In 2022 Yakuza is quite a large series in the west, as we saw yesterday when eight games came to PlayStation Plus. But it wasn’t always like that! Between the release of Yakuza 2 and 3 things looked like incredible dicey for English speakers and there was real fear that if Yakuza 3 didn’t sell well, it would be the last game in the franchise we’ll ever see here.
I know this sounds absurd given its number and prominence Yakuza play around these days but it’s true! People were so anxious about it, in fact, that every tiny little change that Sega made to Yakuza 3’s English release was scrutinized to hell and back, with fans terrified that any little thing that could potentially hurt sales would spell the end of the franchise in the West.
All that fear meant nothing, of course –Yakuza 3 did just fine and the rest is history– But all that fear over low sales helps to set the stage for why, at about the same time, another Yakuza the game was released in Japan (later followed by a sequel) which we still to this day have not been able to play in English. And it’s time to change.
In 2008, Sega released Ryu gave Gotoku Kenzan! for PS3, which I guess you can best describe as a Yakuza holiday special. Set in Kyoto in 1605, it was a Yakuza the game sent back in time, with players still controlling Kazuma Kiryu, only now his name is Kazumanosuke Kiryu, and instead of being a gangster, he is a retired swordsman who now works as a bodyguard.
Then in 2014, Sega released Ryu gave Gotoku Ishin! for PS4, which did the same – only now set during the end of the Shogunate in the mid-1800s – and introduced several cameos from the main series, with appearances from favorites like Majima and Daigo.
While set in different time periods and with a sword-heavy, historical slant, these were still Yakuza play through and through. Check out the Japanese trailer for Ishin and you see what I mean:
Ishin even, if you’re a fan of the karaoke sequences in the main games, has its own historical setting:
These look great! I really want to play them!
Sega and developers Ryu Ga Gotoku Studio have long had several reasons for keeping these games in Japan. The first was an understandable fear that if no one bought the main part Yakuza games, why would they bother with these spinoffs? However, as this was slowly negated by the series’ increasing popularity in the West, there was still concern that much of the atmosphere of the games would be lost on a Western audience, who would not be as familiar with the nuances of the time period (it is telling here that another Yakuza spinoff, the gun heavy Dead souls, our given an English-language release, which says a lot about Sega’s perception of the Western market).
They have now been joined (or replaced) by technical problems, which we covered last year, when director Daisuke Sato said:
Personally, I want these titles to be localized and enjoyed by our western fans. We prioritized taking back the ground with the series in the West from Yakuza 0so time just flew by without an ideal time to release these games.
In my opinion, the plot is one of the best in the series, so I’d like to locate them if we get the chance. However, the game is also closer to 7 years old, so we might have to put in extra work to remake it instead of a simple port, so the decision is a bit more complicated.
Despite the potential of these statements, and the fact the developers have said they work with games beyond Yakuza and Judgement series, we haven’t heard a squat on the possibility since. But even if it requires some work – and in case Ryu gave Gotoku Kenzan!some serious works – to speed up your games with modern hardware for modern expectations, there’s never been a better time to pull the trigger on that cost.
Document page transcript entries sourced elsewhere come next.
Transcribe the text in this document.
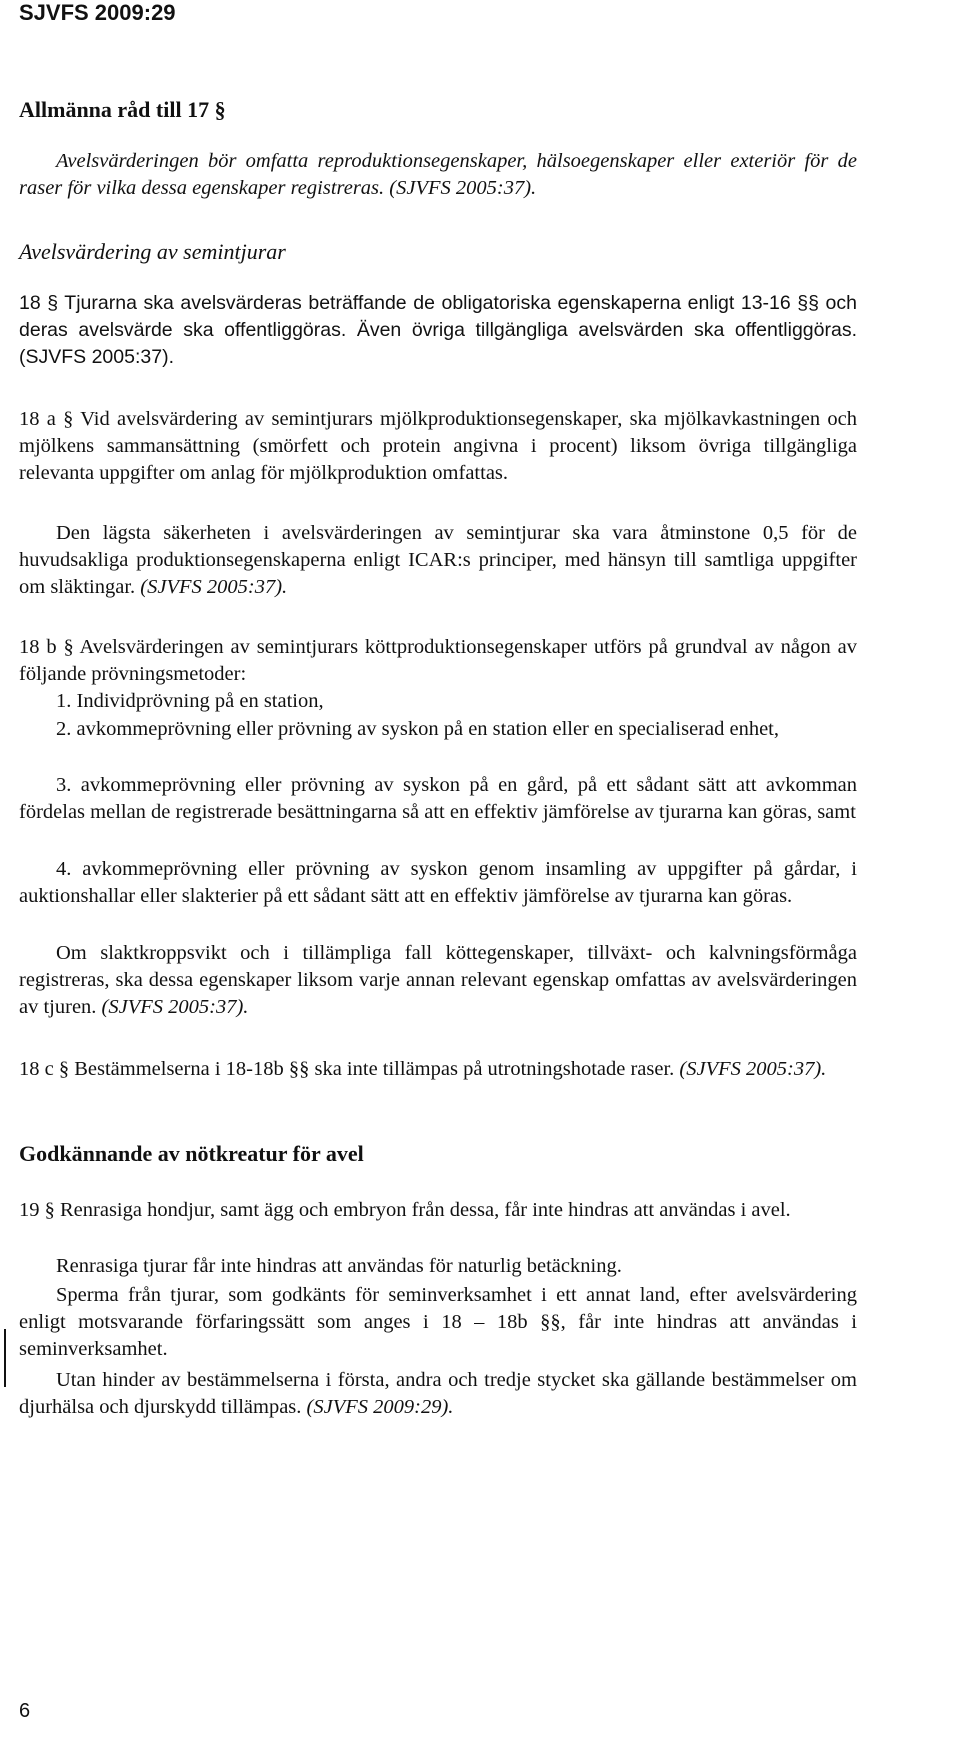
SJVFS 2009:29
Allmänna råd till 17 §
Avelsvärderingen bör omfatta reproduktionsegenskaper, hälsoegenskaper eller exteriör för de raser för vilka dessa egenskaper registreras. (SJVFS 2005:37).
Avelsvärdering av semintjurar
18 § Tjurarna ska avelsvärderas beträffande de obligatoriska egenskaperna enligt 13-16 §§ och deras avelsvärde ska offentliggöras. Även övriga tillgängliga avelsvärden ska offentliggöras. (SJVFS 2005:37).
18 a § Vid avelsvärdering av semintjurars mjölkproduktionsegenskaper, ska mjölkavkastningen och mjölkens sammansättning (smörfett och protein angivna i procent) liksom övriga tillgängliga relevanta uppgifter om anlag för mjölkproduktion omfattas.
Den lägsta säkerheten i avelsvärderingen av semintjurar ska vara åtminstone 0,5 för de huvudsakliga produktionsegenskaperna enligt ICAR:s principer, med hänsyn till samtliga uppgifter om släktingar. (SJVFS 2005:37).
18 b § Avelsvärderingen av semintjurars köttproduktionsegenskaper utförs på grundval av någon av följande prövningsmetoder:
1. Individprövning på en station,
2. avkommeprövning eller prövning av syskon på en station eller en specialiserad enhet,
3. avkommeprövning eller prövning av syskon på en gård, på ett sådant sätt att avkomman fördelas mellan de registrerade besättningarna så att en effektiv jämförelse av tjurarna kan göras, samt
4. avkommeprövning eller prövning av syskon genom insamling av uppgifter på gårdar, i auktionshallar eller slakterier på ett sådant sätt att en effektiv jämförelse av tjurarna kan göras.
Om slaktkroppsvikt och i tillämpliga fall köttegenskaper, tillväxt- och kalvningsförmåga registreras, ska dessa egenskaper liksom varje annan relevant egenskap omfattas av avelsvärderingen av tjuren. (SJVFS 2005:37).
18 c § Bestämmelserna i 18-18b §§ ska inte tillämpas på utrotningshotade raser. (SJVFS 2005:37).
Godkännande av nötkreatur för avel
19 § Renrasiga hondjur, samt ägg och embryon från dessa, får inte hindras att användas i avel.
Renrasiga tjurar får inte hindras att användas för naturlig betäckning.
Sperma från tjurar, som godkänts för seminverksamhet i ett annat land, efter avelsvärdering enligt motsvarande förfaringssätt som anges i 18 – 18b §§, får inte hindras att användas i seminverksamhet.
Utan hinder av bestämmelserna i första, andra och tredje stycket ska gällande bestämmelser om djurhälsa och djurskydd tillämpas. (SJVFS 2009:29).
6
The Yakuza Kiwami games – remakes of the first two entries in the series – have done well, and that was for two games that had already been available in the West! These spinoffs would be starting from scratch, not to mention appealing beyond the existing Yakuza fanbase to the potentially wider audience who picked up on the frame of, for example, Ghost of Tsushima.
Anyway, I’m not here for demand these games. We have all managed to survive the last 15 years without them, and may survive another 15, if the world allows it. I’m just here to maybe give Sega a nudge, a reminder that hey, we love Yakuza games, but maybe one day we could love them too other Yakuza games, the ones with the swords too.